I discovered Glaister (think Gillian Flynn meets Erin Kelly with Patricia Highsmith's talent for brevity) almost two decades ago. Her first novel, Honour Thy Father won the Somerset Maugham and a Betty Trask and was described by the Sunday Times as 'a true original...wife battering, incest, murder, madness and monstrosity seem a lot to pack into a slim volume but Lesley Glaister's startling short work never gets crowded.' It was quickly followed by Trick or Treat which many considered to be even better.
For years, Glaister was prolific. Somewhere after book six or seven she began to edge away from the slow-burn, sick sensation in the pit of your stomach, macabre towards a more thriller sensibility. Wherever she went, I followed. But somewhere along the line, something was lost. Chicklit was in the ascendant and Glaister's bleak view of the world fell from favour. When Chosen was published, in 2010, I'm ashamed to say I - an obsessive fan only a few years earlier - wasn't aware of it.
But grim is back in. Middle class domestic horror that owes more to Glaister's work than it has thus far acknowledged, is topping the book charts and (largely) female novelists who aren't afraid to probe the ugly side of human relationships are finding success.

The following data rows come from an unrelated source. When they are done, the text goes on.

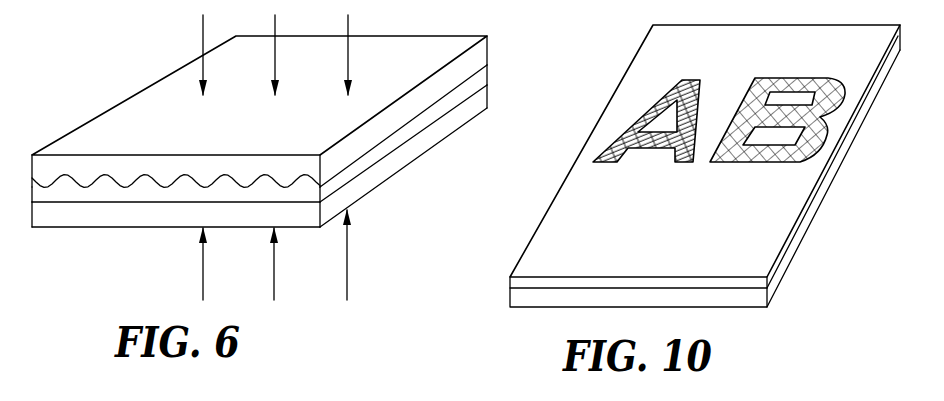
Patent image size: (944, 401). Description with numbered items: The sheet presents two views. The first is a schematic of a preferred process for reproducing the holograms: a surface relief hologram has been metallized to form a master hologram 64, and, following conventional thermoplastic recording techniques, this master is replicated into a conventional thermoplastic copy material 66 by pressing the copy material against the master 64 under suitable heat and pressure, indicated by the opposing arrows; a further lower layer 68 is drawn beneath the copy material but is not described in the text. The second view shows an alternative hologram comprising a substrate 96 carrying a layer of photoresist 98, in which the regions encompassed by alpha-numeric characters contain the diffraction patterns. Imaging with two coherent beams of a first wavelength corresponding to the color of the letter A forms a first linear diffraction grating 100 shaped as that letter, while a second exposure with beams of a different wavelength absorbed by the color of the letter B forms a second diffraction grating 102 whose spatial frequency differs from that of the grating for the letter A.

In FIG. 6, the master hologram 64 is at (132, 108).
In FIG. 6, the thermoplastic copy material 66 is at (40, 193).
In FIG. 6, the bottom layer 68 is at (55, 218).
In FIG. 10, the substrate 96 is at (513, 301).
In FIG. 10, the layer of photoresist 98 is at (542, 233).
In FIG. 10, the first linear diffraction grating 100 is at (688, 79).
In FIG. 10, the second diffraction grating 102 is at (813, 80).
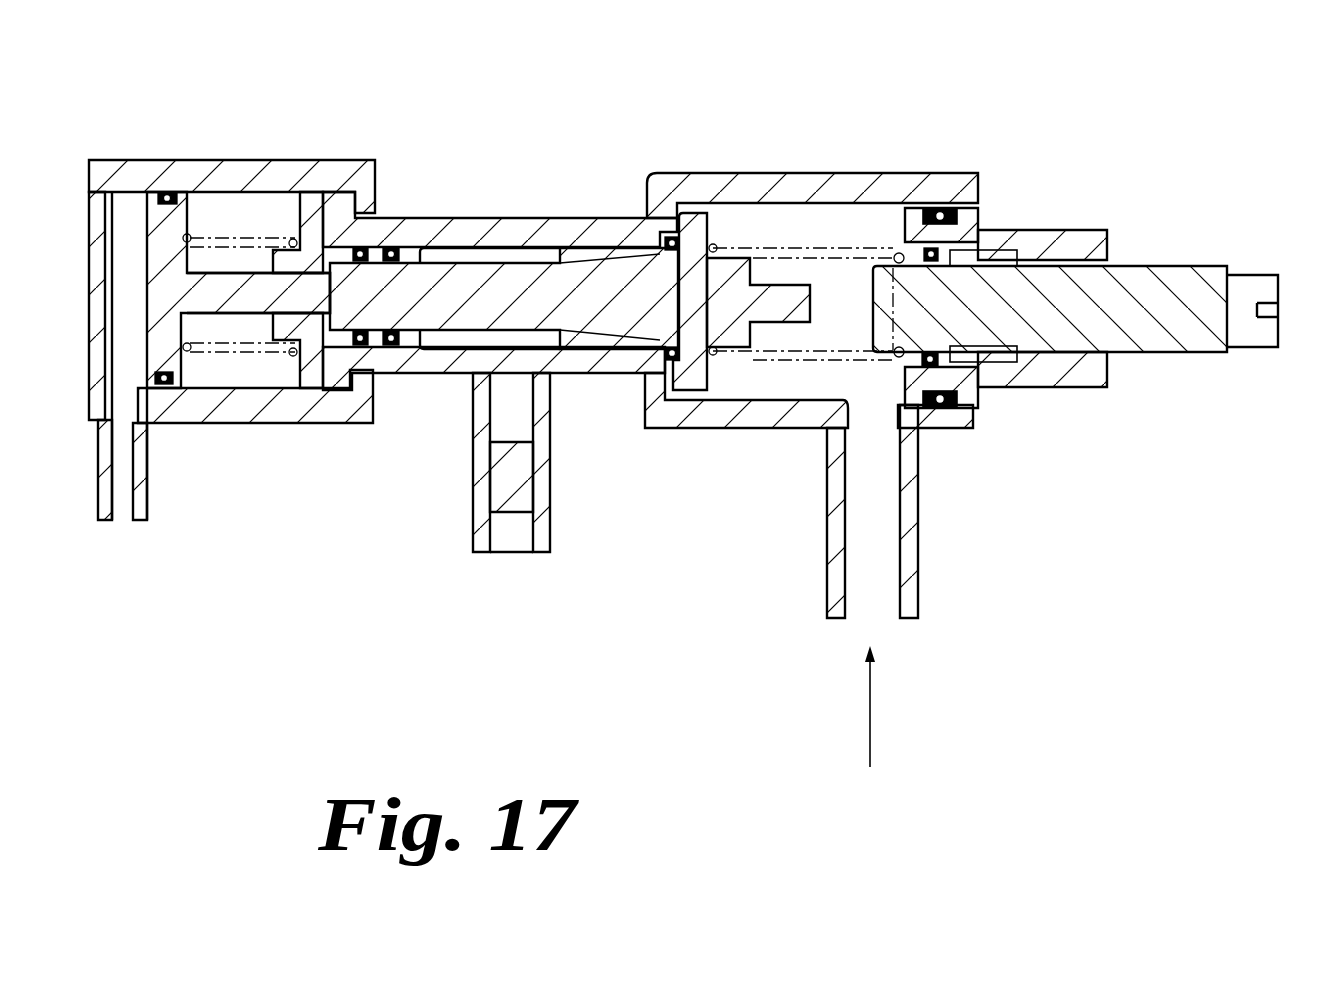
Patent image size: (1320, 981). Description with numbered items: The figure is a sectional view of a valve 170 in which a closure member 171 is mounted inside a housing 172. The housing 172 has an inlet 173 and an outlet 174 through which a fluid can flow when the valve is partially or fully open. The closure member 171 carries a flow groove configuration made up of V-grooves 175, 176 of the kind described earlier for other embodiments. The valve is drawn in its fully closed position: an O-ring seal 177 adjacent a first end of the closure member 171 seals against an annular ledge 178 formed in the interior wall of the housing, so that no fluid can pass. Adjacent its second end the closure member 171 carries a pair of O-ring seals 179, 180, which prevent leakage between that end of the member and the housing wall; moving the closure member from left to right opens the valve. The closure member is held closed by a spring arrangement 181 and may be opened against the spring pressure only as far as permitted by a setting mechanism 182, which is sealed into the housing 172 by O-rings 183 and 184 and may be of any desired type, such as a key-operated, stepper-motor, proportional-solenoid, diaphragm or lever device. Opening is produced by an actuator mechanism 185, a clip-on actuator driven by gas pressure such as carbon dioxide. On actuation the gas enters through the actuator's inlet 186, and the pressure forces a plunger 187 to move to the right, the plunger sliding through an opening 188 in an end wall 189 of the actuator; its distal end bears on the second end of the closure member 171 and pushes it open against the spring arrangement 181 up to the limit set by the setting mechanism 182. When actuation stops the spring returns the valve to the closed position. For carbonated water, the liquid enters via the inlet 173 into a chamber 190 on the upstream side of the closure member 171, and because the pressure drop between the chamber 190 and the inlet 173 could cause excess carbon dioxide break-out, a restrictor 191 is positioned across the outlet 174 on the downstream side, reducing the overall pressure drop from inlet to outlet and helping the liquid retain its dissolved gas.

The valve 170 is at (430, 208).
The closure member 171 is at (643, 280).
The housing 172 is at (893, 183).
The inlet 173 is at (896, 572).
The outlet 174 is at (475, 500).
The V-groove 175 is at (568, 246).
The V-groove 176 is at (573, 332).
The O-ring seal 177 is at (707, 392).
The annular ledge 178 is at (690, 362).
The O-ring seal 179 is at (361, 346).
The O-ring seal 180 is at (391, 346).
The spring arrangement 181 is at (788, 250).
The setting mechanism 182 is at (1150, 239).
The O-ring 183 is at (942, 204).
The O-ring 184 is at (940, 345).
The actuator mechanism 185 is at (162, 150).
The inlet 186 is at (122, 500).
The plunger 187 is at (210, 312).
The opening 188 is at (268, 308).
The end wall 189 is at (290, 213).
The chamber 190 is at (837, 222).
The restrictor 191 is at (508, 473).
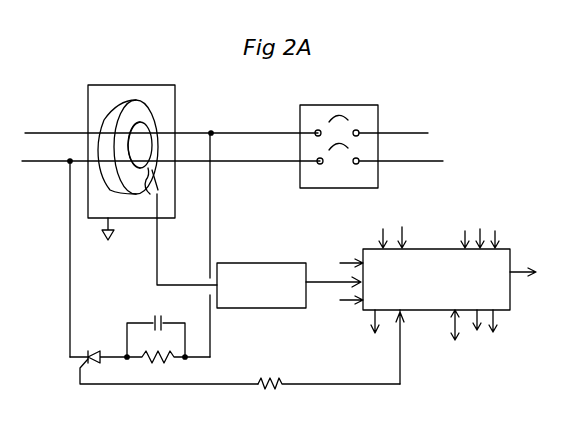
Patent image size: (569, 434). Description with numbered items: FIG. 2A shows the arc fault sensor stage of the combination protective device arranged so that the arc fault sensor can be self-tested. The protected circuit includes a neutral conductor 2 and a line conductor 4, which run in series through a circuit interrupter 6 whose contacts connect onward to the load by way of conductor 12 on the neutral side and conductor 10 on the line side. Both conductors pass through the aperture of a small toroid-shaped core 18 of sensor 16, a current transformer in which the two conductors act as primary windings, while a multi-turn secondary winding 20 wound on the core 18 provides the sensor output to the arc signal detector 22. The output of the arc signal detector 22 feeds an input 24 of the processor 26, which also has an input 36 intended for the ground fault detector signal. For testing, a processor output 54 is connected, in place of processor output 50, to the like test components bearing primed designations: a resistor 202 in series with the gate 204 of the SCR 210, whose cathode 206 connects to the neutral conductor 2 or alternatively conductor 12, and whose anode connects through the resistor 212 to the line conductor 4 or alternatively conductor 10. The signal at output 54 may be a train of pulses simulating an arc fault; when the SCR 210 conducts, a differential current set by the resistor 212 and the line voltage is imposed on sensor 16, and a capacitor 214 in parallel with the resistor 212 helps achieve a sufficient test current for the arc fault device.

The neutral conductor 2 is at (53, 168).
The line conductor 4 is at (46, 130).
The circuit interrupter 6 is at (353, 104).
The conductor 10 is at (400, 130).
The conductor 12 is at (410, 164).
The sensor 16 is at (152, 167).
The core 18 is at (152, 116).
The multi-turn secondary winding 20 is at (162, 193).
The arc signal detector 22 is at (265, 262).
The input 24 is at (333, 275).
The processor 26 is at (430, 260).
The input 36 is at (344, 283).
The processor output 50 is at (363, 322).
The processor output 54 is at (407, 324).
The resistor 202 is at (265, 392).
The gate 204 is at (70, 380).
The cathode 206 is at (64, 326).
The SCR 210 is at (97, 350).
The resistor 212 is at (141, 368).
The capacitor 214 is at (168, 316).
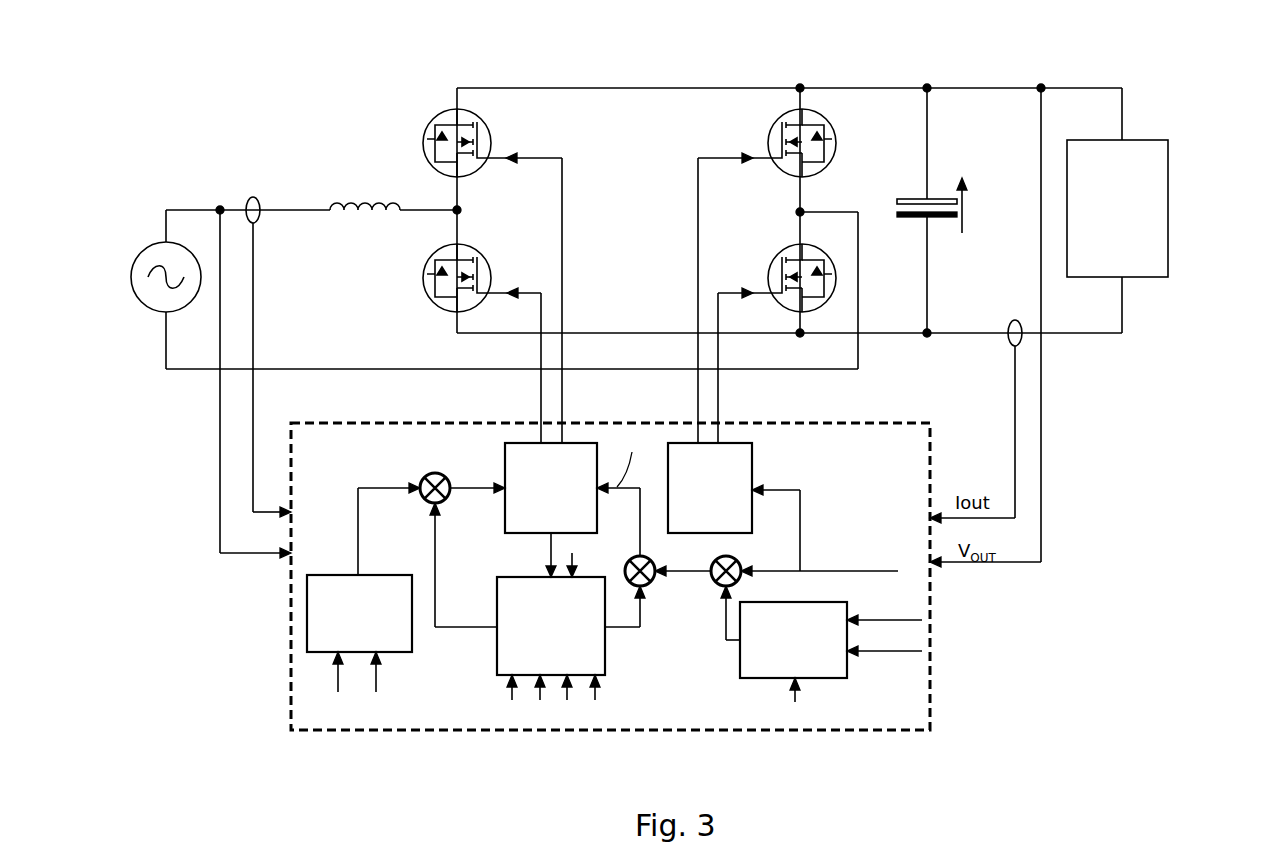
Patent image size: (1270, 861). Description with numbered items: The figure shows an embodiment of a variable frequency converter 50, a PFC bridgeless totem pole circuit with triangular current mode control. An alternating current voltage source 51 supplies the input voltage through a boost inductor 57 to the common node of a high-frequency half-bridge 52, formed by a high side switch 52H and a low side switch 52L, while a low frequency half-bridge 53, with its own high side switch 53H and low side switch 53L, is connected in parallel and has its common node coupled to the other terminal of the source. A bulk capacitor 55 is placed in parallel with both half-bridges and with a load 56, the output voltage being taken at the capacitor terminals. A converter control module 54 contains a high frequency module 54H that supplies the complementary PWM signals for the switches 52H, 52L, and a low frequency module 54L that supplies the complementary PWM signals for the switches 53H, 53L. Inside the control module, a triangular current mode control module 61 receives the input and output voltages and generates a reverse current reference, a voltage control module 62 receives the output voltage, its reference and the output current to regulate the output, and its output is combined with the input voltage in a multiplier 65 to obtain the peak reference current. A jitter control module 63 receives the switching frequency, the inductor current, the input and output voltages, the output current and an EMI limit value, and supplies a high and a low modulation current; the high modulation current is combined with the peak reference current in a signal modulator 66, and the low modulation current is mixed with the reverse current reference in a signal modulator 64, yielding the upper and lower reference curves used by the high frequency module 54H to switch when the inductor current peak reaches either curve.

The variable frequency converter 50 is at (118, 151).
The alternating current voltage source 51 is at (137, 268).
The high-frequency half-bridge 52 is at (513, 62).
The high side switch 52H is at (506, 276).
The low side switch 52L is at (483, 250).
The low frequency half-bridge 53 is at (800, 62).
The high side switch 53H is at (838, 162).
The low side switch 53L is at (827, 308).
The converter control module 54 is at (360, 733).
The high frequency module 54H is at (505, 455).
The low frequency module 54L is at (755, 478).
The bulk capacitor 55 is at (944, 210).
The load 56 is at (1152, 242).
The boost inductor 57 is at (348, 214).
The TCM module control 61 is at (327, 643).
The voltage control module 62 is at (827, 682).
The module for the control of the jitter of the switching frequency 63 is at (497, 676).
The signal modulator 64 is at (431, 563).
The multiplier 65 is at (804, 562).
The signal modulator 66 is at (657, 528).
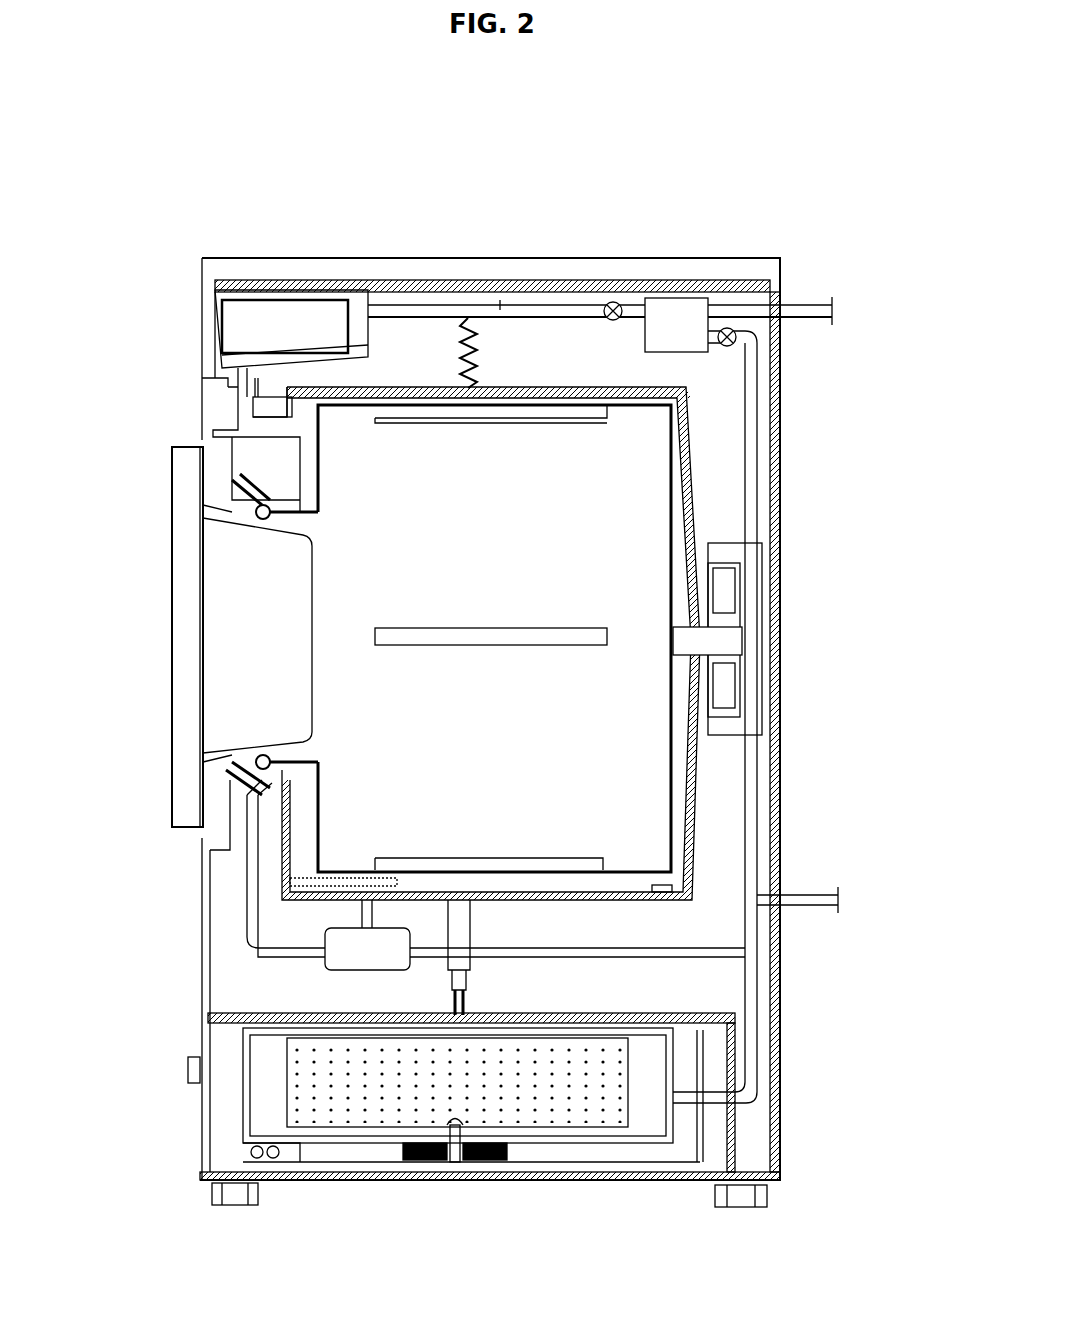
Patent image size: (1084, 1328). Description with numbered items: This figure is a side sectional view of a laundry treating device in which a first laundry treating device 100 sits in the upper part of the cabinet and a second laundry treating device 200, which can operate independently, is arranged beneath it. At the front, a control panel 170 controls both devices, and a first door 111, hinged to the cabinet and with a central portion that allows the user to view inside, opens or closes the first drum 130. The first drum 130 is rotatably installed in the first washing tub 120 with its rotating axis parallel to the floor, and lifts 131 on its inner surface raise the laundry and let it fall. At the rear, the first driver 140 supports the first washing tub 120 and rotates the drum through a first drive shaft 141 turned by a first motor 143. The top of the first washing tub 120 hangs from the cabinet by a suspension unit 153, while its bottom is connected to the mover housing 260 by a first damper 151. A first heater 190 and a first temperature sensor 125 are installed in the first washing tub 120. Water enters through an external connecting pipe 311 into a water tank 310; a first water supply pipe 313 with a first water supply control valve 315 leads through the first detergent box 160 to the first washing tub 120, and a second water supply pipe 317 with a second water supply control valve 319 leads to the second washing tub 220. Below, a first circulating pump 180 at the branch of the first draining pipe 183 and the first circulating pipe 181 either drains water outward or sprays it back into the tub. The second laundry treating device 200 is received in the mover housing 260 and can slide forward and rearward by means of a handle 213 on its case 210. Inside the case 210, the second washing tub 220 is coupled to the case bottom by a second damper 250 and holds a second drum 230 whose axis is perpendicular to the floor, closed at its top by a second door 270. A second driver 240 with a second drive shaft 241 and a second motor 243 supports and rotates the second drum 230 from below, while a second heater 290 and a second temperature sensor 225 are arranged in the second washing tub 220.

The first laundry treating device 100 is at (164, 670).
The first door 111 is at (193, 592).
The first washing tub 120 is at (240, 418).
The first temperature sensor 125 is at (662, 880).
The first drum 130 is at (330, 458).
The lifts 131 is at (485, 632).
The first driver 140 is at (878, 580).
The first drive shaft 141 is at (718, 615).
The first motor 143 is at (750, 640).
The first damper 151 is at (458, 895).
The suspension unit 153 is at (458, 340).
The first detergent box 160 is at (290, 314).
The control panel 170 is at (210, 328).
The first circulating pump 180 is at (330, 945).
The first circulating pipe 181 is at (258, 890).
The first draining pipe 183 is at (800, 892).
The first heater 190 is at (340, 876).
The second laundry treating device 200 is at (197, 1120).
The case 210 is at (214, 1042).
The handle 213 is at (186, 1066).
The second washing tub 220 is at (288, 1075).
The second temperature sensor 225 is at (668, 1145).
The second drum 230 is at (300, 1150).
The second driver 240 is at (425, 1165).
The second drive shaft 241 is at (455, 1165).
The second motor 243 is at (495, 1160).
The second damper 250 is at (215, 1195).
The mover housing 260 is at (750, 1165).
The second door 270 is at (320, 1020).
The second heater 290 is at (250, 1146).
The water tank 310 is at (680, 305).
The external connecting pipe 311 is at (808, 308).
The first water supply pipe 313 is at (500, 310).
The first water supply control valve 315 is at (613, 302).
The second water supply pipe 317 is at (760, 384).
The second water supply control valve 319 is at (730, 328).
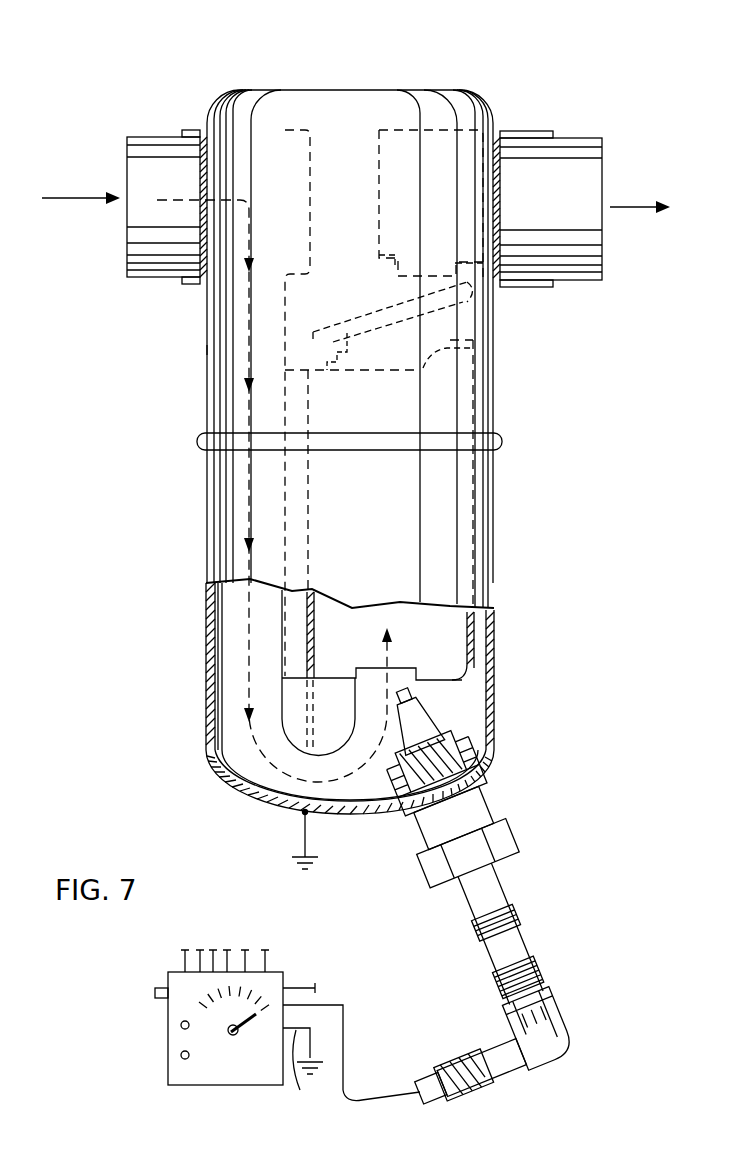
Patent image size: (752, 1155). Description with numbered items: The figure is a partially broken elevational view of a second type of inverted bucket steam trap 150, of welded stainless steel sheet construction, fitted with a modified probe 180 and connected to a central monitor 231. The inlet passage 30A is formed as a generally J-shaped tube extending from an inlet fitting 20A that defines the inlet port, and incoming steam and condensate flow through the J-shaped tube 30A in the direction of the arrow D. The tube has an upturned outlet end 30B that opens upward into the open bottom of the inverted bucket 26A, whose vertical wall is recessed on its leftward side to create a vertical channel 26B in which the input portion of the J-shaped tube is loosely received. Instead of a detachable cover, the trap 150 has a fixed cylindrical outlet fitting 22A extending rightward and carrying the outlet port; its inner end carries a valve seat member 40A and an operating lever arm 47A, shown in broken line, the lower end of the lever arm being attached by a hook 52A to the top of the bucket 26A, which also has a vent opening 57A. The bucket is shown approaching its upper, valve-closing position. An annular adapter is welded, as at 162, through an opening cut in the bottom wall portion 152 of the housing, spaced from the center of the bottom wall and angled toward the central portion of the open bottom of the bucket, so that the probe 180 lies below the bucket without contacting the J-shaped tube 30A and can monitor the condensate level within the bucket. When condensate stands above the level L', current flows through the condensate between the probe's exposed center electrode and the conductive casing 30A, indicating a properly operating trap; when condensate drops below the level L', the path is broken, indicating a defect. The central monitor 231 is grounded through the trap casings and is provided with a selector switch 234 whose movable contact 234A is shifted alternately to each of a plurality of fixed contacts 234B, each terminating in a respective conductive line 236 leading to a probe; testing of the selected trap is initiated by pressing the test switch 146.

Consequently, so is Glaister. Years in the writing, her twelfth novel, Little Egypt, published this month, sees her return to the familiar gothic territory of her early work.
Elderly siblings, Isis and Osiris, live alone in a once-affluent country house that now finds itself wedged between a superstore and a dual carriageway. They've been there as long as they can remember, trapped in a circle of the grotesque and the mundane by their Egyptologist parents who abandoned them in the 1920s. But the careful balance of their existence is thrown into disarray when Iris meets Spike scavenging in a superstore dump store.
Switching between the twins' 1920s childhood and their present day decay until the horror of their existence becomes all too clear, Little Egypt perfectly demonstrates why Glaister is the suspense writers' suspense writer. With Little Egypt, she is back on Honour Thy Father form. I still have that slow, sick, ache in the pit of my stomach to prove it.